30 October 2021

As world leaders meet ahead of Cop26, a pictorial reminder of how climate change is reshaping Earth

30 October 2021

Extreme weather in 2021 has seen fires rage, rivers flood, ice melt and temperatures soar.

Climate change has reshaped life on planet Earth through the extreme weather, which has also included droughts and wild storms.

A train passes a railroad crossing surrounded by floodwater in Germany (Michael Probst/AP) (AP)
A woman wrapped in a blanket crosses a snow-covered street in Dallas, Texas (LM Otero/AP) (AP)
An icebreaker making a path for a cargo ship with an iceberg in the background near a port on a Russian island (Alexander Zemlianichenko/AP) (AP)

World leaders are gathering in Scotland to try to accelerate the fight to curb climate change.

So far, it is not working, as the world keeps getting hotter and its weather more extreme, according to scientists and government officials. They do not have to point far back in time or far off for examples.

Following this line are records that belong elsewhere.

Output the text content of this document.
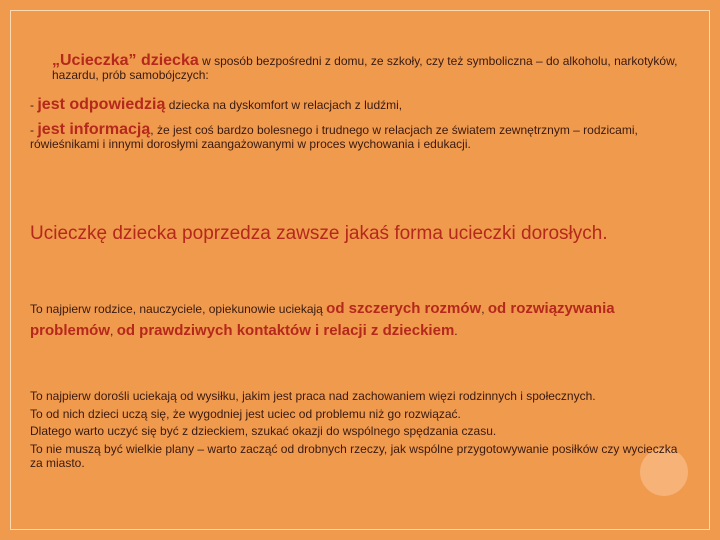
„Ucieczka” dziecka w sposób bezpośredni z domu, ze szkoły, czy też symboliczna – do alkoholu, narkotyków, hazardu, prób samobójczych:
- jest odpowiedzią dziecka na dyskomfort w relacjach z ludźmi,
- jest informacją, że jest coś bardzo bolesnego i trudnego w relacjach ze światem zewnętrznym – rodzicami, rówieśnikami i innymi dorosłymi zaangażowanymi w proces wychowania i edukacji.
Ucieczkę dziecka poprzedza zawsze jakaś forma ucieczki dorosłych.
To najpierw rodzice, nauczyciele, opiekunowie uciekają od szczerych rozmów, od rozwiązywania problemów, od prawdziwych kontaktów i relacji z dzieckiem.
To najpierw dorośli uciekają od wysiłku, jakim jest praca nad zachowaniem więzi rodzinnych i społecznych.
To od nich dzieci uczą się, że wygodniej jest uciec od problemu niż go rozwiązać.
Dlatego warto uczyć się być z dzieckiem, szukać okazji do wspólnego spędzania czasu.
To nie muszą być wielkie plany – warto zacząć od drobnych rzeczy, jak wspólne przygotowywanie posiłków czy wycieczka za miasto.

The Staten Island ferry departs from Manhattan through a haze of smoke with the Statue of Liberty barely visible (Julie Jacobson/AP) (AP)
An exposed river bed during a drought in Rosario, Argentina (Victor Caivano/AP) (AP)
A fire burns on a hillside in California (Noah Berger/AP) (AP)

There have been deadly floods in Belgium, Germany, China and Tennessee in the US.

Fires blazed in parts of the US west coast, Greece and even the Arctic.

A man looks for items at his granddaughter’s house in Tennessee that was devastated by floodwaters (John Amis/AP) (AP)
Bare trees stand in a destroyed forest in south-west Turkey (AP) (AP)
A house is surrounded by floodwaters on the outskirts of Sydney, Australia (Mark Baker/AP) (AP)

Heatwaves proved deadly and unprecedented, with temperatures in the north-west US reaching 47C (116F) in Portland, Oregon, a city known for its mild climate. Meanwhile, Hurricane Ida paralysed New York City with record-breaking, deadly rain.

“These events would have been impossible without human-caused climate change,” said UN secretary-general Antonio Guterres.

A man carries goods on his bike through a flooded street in China (Dake Kang/AP) (AP)
Pink water washes over a salt crust along the receding edge of the Great Salt Lake in the US (Rick Bowmer/AP) (AP)
Homes in Louisiana are flooded in the aftermath of Hurricane Ida (David J Phillip/AP) (AP)

In just the United States, there have been 18 weather or climate disasters this year, according to the National Oceanic and Atmospheric Administration. In the 1980s, the average year only saw three such disasters.

“We now have five times the number of recorded weather disasters than we had in 1970, and they are seven times more costly,” said Mr Guterres, speaking about global totals. “Even the most developed countries have become vulnerable.”